Berlins ungewöhnlichste Taxis: Mercedes W110 Heckflosse 190d
Mit der Heckflosse zum Berghain
Manchmal steht ein besonderes Taxi am Stand. Diese Autos und ihre Fahrer stellt MOTOR-TALK vor. Diesmal: ein Mercedes 190d von 1964 und sein schriller Fahrer Ralf Werner.
Von Haiko Prengel
Berlin – Autos sind zum Fahren da. Ein Auto, das diese Schrauberweisheit eindrucksvoll verkörpert, ist der Mercedes 190d von Ralf Werner. Seit mehr als einem halben Jahrhundert ist seine elfenbeinfarbene Heckflosse, Baujahr 1964, auf den Straßen unterwegs. Die Laufleistung: eine Million und achttausend Kilometer. Das entspricht rund 25 Erdumrundungen. Ein Relikt, das längst im Museum stehen könnte, als Hommage an die Solidität alter Vorkammer-Diesel.
Ralf Werner fährt lieber mit seinem Auto, und das (fast) jeden Tag. „Weil's mir Spaß macht“, sagt der Berliner lapidar. Werner ist Taxifahrer in der Hauptstadt, aber nicht irgendeiner. Er sei bekannt wie „ein bunter Hund“, sagt er über sich selbst, und das hat zwei Gründe. Erstens ist der 79-Jährige mit seinem Irokesenschnitt und den Sandalen für sich schon ein Original. Werner fährt stets barfuß, auch im Winter. Aber erst durch „Nepomuk“, wie er die betagte Heckflosse liebevoll nennt, ist das Chauffeurs-Duo aus dem Stadtteil Reinickendorf komplett.

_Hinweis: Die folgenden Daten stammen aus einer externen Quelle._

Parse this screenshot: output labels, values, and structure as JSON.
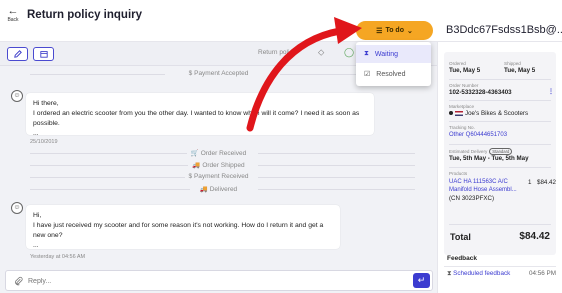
{
  "header": {
    "back_arrow": "←",
    "back_label": "Back",
    "title": "Return policy inquiry",
    "status_button": {
      "label": "To do",
      "icon": "list-icon",
      "chevron": "⌄",
      "color": "#f5a623"
    },
    "order_title": "B3Ddc67Fsdss1Bsb@..."
  },
  "toolbar": {
    "edit_icon": "pencil-icon",
    "schedule_icon": "calendar-icon",
    "tag_label": "Return policy",
    "tag_icon": "tag-icon",
    "check_icon": "check-circle-icon"
  },
  "status_menu": {
    "items": [
      {
        "label": "Waiting",
        "icon": "hourglass-icon",
        "active": true
      },
      {
        "label": "Resolved",
        "icon": "checkbox-icon",
        "active": false
      }
    ]
  },
  "conversation": {
    "events": [
      {
        "icon": "$",
        "label": "Payment Accepted"
      },
      {
        "icon": "🛒",
        "label": "Order Received"
      },
      {
        "icon": "🚚",
        "label": "Order Shipped"
      },
      {
        "icon": "$",
        "label": "Payment Received"
      },
      {
        "icon": "🚚",
        "label": "Delivered"
      }
    ],
    "messages": [
      {
        "greeting": "Hi there,",
        "body": "I ordered an electric scooter from you the other day. I wanted to know when will it come? I need it as soon as possible.",
        "ellipsis": "...",
        "timestamp": "25/10/2019"
      },
      {
        "greeting": "Hi,",
        "body": "I have just received my scooter and for some reason it's not working. How do I return it and get a new one?",
        "ellipsis": "...",
        "timestamp": "Yesterday at 04:56 AM"
      }
    ]
  },
  "reply": {
    "placeholder": "Reply...",
    "attach_icon": "paperclip-icon",
    "send_icon": "send-icon"
  },
  "order": {
    "ordered_label": "Ordered",
    "ordered_value": "Tue, May 5",
    "shipped_label": "Shipped",
    "shipped_value": "Tue, May 5",
    "number_label": "Order Number",
    "number_value": "102-5332328-4363403",
    "marketplace_label": "Marketplace",
    "marketplace_value": "Joe's Bikes & Scooters",
    "tracking_label": "Tracking No.",
    "tracking_value": "Other Q60444651703",
    "delivery_label": "Estimated Delivery",
    "delivery_badge": "Standard",
    "delivery_value": "Tue, 5th May - Tue, 5th May",
    "products_label": "Products",
    "product_name_1": "UAC HA 111563C A/C",
    "product_name_2": "Manifold Hose Assembl...",
    "product_sku": "(CN 3023PFXC)",
    "product_qty": "1",
    "product_price": "$84.42",
    "total_label": "Total",
    "total_value": "$84.42"
  },
  "feedback": {
    "heading": "Feedback",
    "item_label": "Scheduled feedback",
    "item_time": "04:56 PM"
  },
  "colors": {
    "accent": "#3b3bd0",
    "status": "#f5a623",
    "annotation_arrow": "#e0161b"
  }
}
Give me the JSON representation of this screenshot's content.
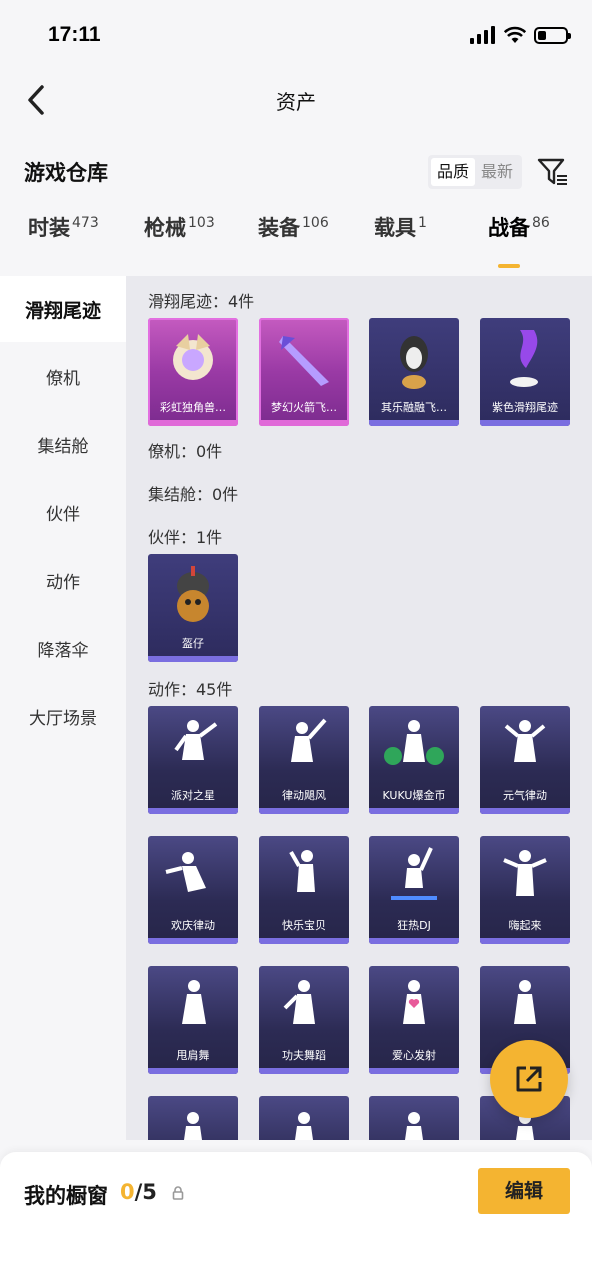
{
  "status": {
    "time": "17:11"
  },
  "nav": {
    "title": "资产"
  },
  "header": {
    "title": "游戏仓库",
    "sort_quality": "品质",
    "sort_newest": "最新"
  },
  "tabs": [
    {
      "label": "时装",
      "count": "473"
    },
    {
      "label": "枪械",
      "count": "103"
    },
    {
      "label": "装备",
      "count": "106"
    },
    {
      "label": "载具",
      "count": "1"
    },
    {
      "label": "战备",
      "count": "86"
    }
  ],
  "sidebar": [
    "滑翔尾迹",
    "僚机",
    "集结舱",
    "伙伴",
    "动作",
    "降落伞",
    "大厅场景"
  ],
  "sections": {
    "glide": {
      "title": "滑翔尾迹：4件",
      "items": [
        "彩虹独角兽…",
        "梦幻火箭飞…",
        "其乐融融飞…",
        "紫色滑翔尾迹"
      ]
    },
    "wingman": {
      "title": "僚机：0件"
    },
    "capsule": {
      "title": "集结舱：0件"
    },
    "partner": {
      "title": "伙伴：1件",
      "items": [
        "盔仔"
      ]
    },
    "emote": {
      "title": "动作：45件",
      "items": [
        "派对之星",
        "律动飓风",
        "KUKU爆金币",
        "元气律动",
        "欢庆律动",
        "快乐宝贝",
        "狂热DJ",
        "嗨起来",
        "甩肩舞",
        "功夫舞蹈",
        "爱心发射",
        ""
      ]
    }
  },
  "bottom": {
    "title": "我的橱窗",
    "current": "0",
    "total": "/5",
    "edit_label": "编辑"
  },
  "colors": {
    "accent": "#f4b431",
    "card_dark": "#2c2b54",
    "card_pink": "#c55bc0"
  },
  "icons": [
    "back-icon",
    "filter-icon",
    "share-icon",
    "lock-icon",
    "signal-icon",
    "wifi-icon",
    "battery-icon"
  ]
}
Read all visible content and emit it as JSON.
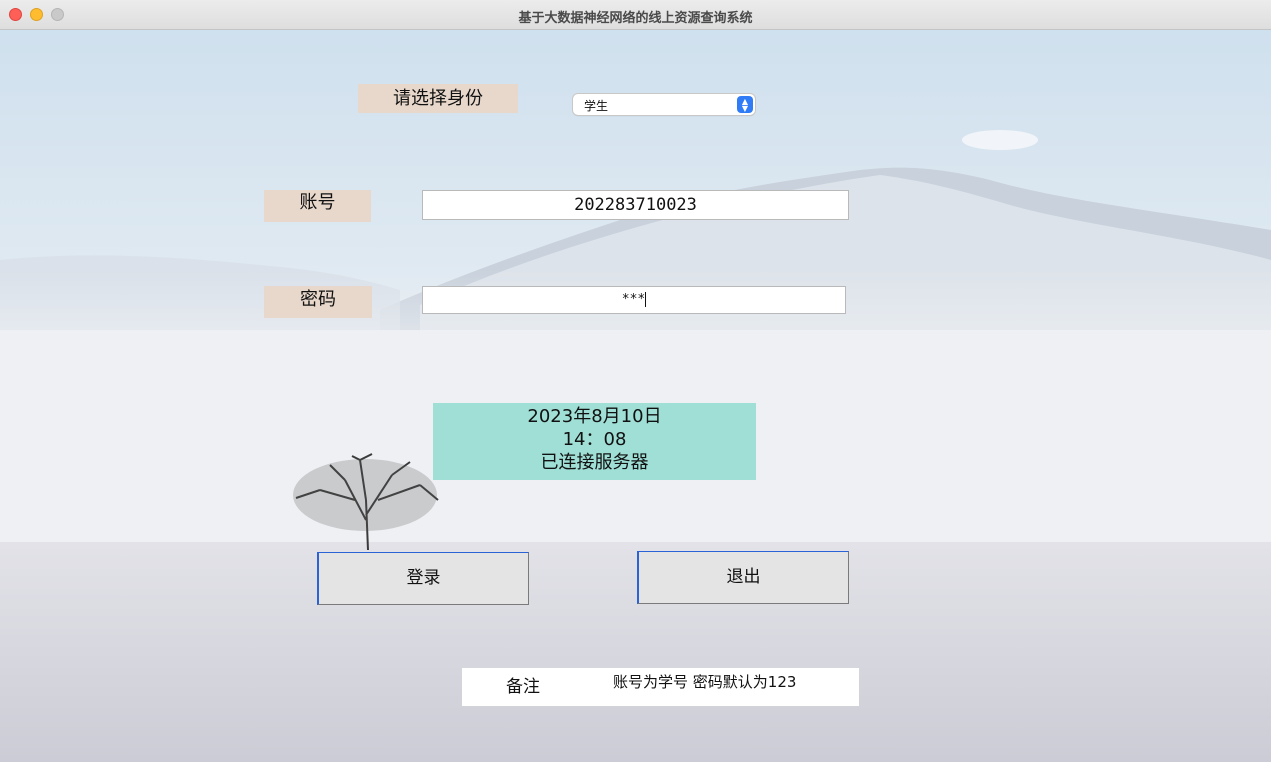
{
  "window": {
    "title": "基于大数据神经网络的线上资源查询系统"
  },
  "role": {
    "label": "请选择身份",
    "selected": "学生"
  },
  "account": {
    "label": "账号",
    "value": "202283710023"
  },
  "password": {
    "label": "密码",
    "value": "***"
  },
  "status": {
    "date": "2023年8月10日",
    "time": "14：08",
    "connection": "已连接服务器"
  },
  "buttons": {
    "login": "登录",
    "exit": "退出"
  },
  "note": {
    "label": "备注",
    "text": "账号为学号 密码默认为123"
  },
  "colors": {
    "label_bg": "#e8d8cc",
    "status_bg": "#9fdfd6",
    "button_focus": "#2b63d6"
  }
}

Wenn die beiden aufkreuzen, recken wildfremde Passanten plötzlich den Daumen hoch und zücken ihr Smartphone, um ein paar Erinnerungsfotos zu schießen. Noch glücklicher sind die, die Werner für eine Mitfahrt an den Straßenrand winken und in den Uralt-Benz einsteigen dürfen.
Ralf Werner chauffiert die Gäste zum Normaltarif
„Meine Fahrgäste sind alle happy“, meint Werner. Wer hat sonst schon die Gelegenheit, in einem alten Mercedes aus der Wirtschaftswunderzeit durch Berlin kutschiert zu werden. Klar, in der Hauptstadt kann man Oldtimer mieten, aber das ist teuer. Ralf Werner bietet dagegen Fahrten zum „Normal-Tarif“ an, wie ein Aufkleber über den Seitenschwellern seines alten Daimlers verspricht. Davor steht mit der Hand gemalt: „Nepomuk und Ralf“.
Das klingt nach einer echten Romanze – bestätigt auch Werners Ehefrau Anette. Der Wagen sei wie ein Familienmitglied. Werner und Anette sind seit 35 Jahren verheiratet, die Heckflosse kam 1990 ins Haus beziehungsweise auf den Parkplatz davor.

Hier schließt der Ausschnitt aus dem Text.